Приглядываясь к местности, Страшной, конечно, нашел знакомые
ориентиры, потому и побежал рысью на гребень крыши, а там весело принялся
за сдирку связок, и, едва освободил крыло, тотчас взлетел, и напрямик ударился
по направлению к Третьей Сосновой горе, и скоро перескользнул через ее
макушку.
Пока мы следили за Страшным, то не обращали внимания на Чубарую.
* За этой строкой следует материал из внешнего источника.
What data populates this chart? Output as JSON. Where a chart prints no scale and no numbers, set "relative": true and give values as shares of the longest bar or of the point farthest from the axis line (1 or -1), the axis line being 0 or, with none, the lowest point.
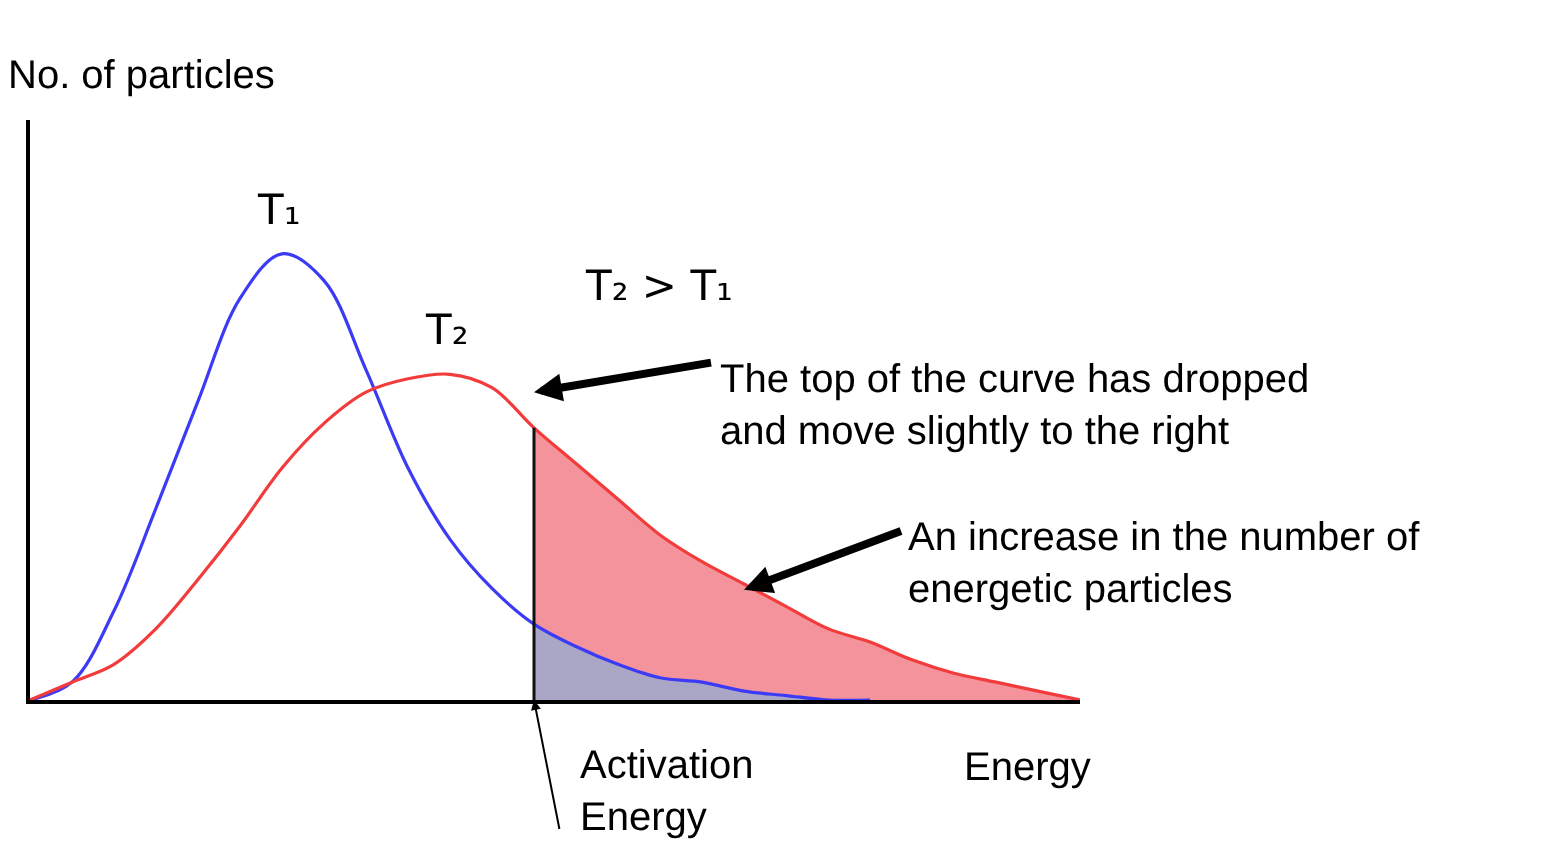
{
  "chart_data": {
    "type": "line",
    "title": "T₂ > T₁",
    "xlabel": "Energy",
    "ylabel": "No. of particles",
    "relative": true,
    "categories": [
      null,
      null,
      null,
      null,
      null,
      null,
      null,
      null,
      null,
      null,
      null,
      null,
      null,
      null,
      null,
      null,
      null,
      null,
      null,
      null,
      null,
      null,
      null,
      null,
      null,
      null
    ],
    "series": [
      {
        "type": "area",
        "color": "#f4939c",
        "values": [
          null,
          null,
          null,
          null,
          null,
          null,
          null,
          null,
          null,
          null,
          null,
          null,
          0.61,
          0.53,
          0.45,
          0.37,
          0.31,
          0.26,
          0.21,
          0.16,
          0.13,
          0.09,
          0.06,
          0.04,
          0.02,
          0
        ]
      },
      {
        "type": "area",
        "color": "#a9a6c6",
        "values": [
          null,
          null,
          null,
          null,
          null,
          null,
          null,
          null,
          null,
          null,
          null,
          null,
          0.17,
          0.12,
          0.08,
          0.05,
          0.04,
          0.02,
          0.01,
          0,
          0,
          null,
          null,
          null,
          null,
          null
        ]
      },
      {
        "type": "line",
        "name": "T₁",
        "color": "#3b3bf5",
        "values": [
          0,
          0.04,
          0.2,
          0.43,
          0.67,
          0.9,
          1,
          0.94,
          0.74,
          0.52,
          0.36,
          0.25,
          0.17,
          0.12,
          0.08,
          0.05,
          0.04,
          0.02,
          0.01,
          0,
          0,
          null,
          null,
          null,
          null,
          null
        ]
      },
      {
        "type": "line",
        "name": "T₂",
        "color": "#f23b3b",
        "values": [
          0,
          0.04,
          0.08,
          0.16,
          0.27,
          0.39,
          0.52,
          0.62,
          0.69,
          0.72,
          0.73,
          0.7,
          0.61,
          0.53,
          0.45,
          0.37,
          0.31,
          0.26,
          0.21,
          0.16,
          0.13,
          0.09,
          0.06,
          0.04,
          0.02,
          0
        ]
      }
    ],
    "annotations": [
      "The top of the curve has dropped and move slightly to the right",
      "An increase in the number of energetic particles",
      "Activation Energy"
    ]
  }
}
И
когда, поникло вздохнув, я хотел ее загнать в будку, она вспорхнула на дверь, а
оттуда на саму будку. Связки уже были на конце ее маховых перьев, и лишь
только она потянула в сторону учительского барака, они спали. В отличие от
Страшного, Чубарая с полчаса петляла над нашим участком - на языке
голубятников шалалась - и улетела на Магнитную.
Саша и я понуро брели к переправе. И хотя всегда мы с удовольствием
ступали по дороге, пуховой от пыли, теперь нас не обрадовала ее мягкота. И с
парома ни разу не спрыгнули за время его полутораверстового пути. А обычно -
бултых с кормы. Вынырнешь - паром уж, по первому впечатлению, далековато.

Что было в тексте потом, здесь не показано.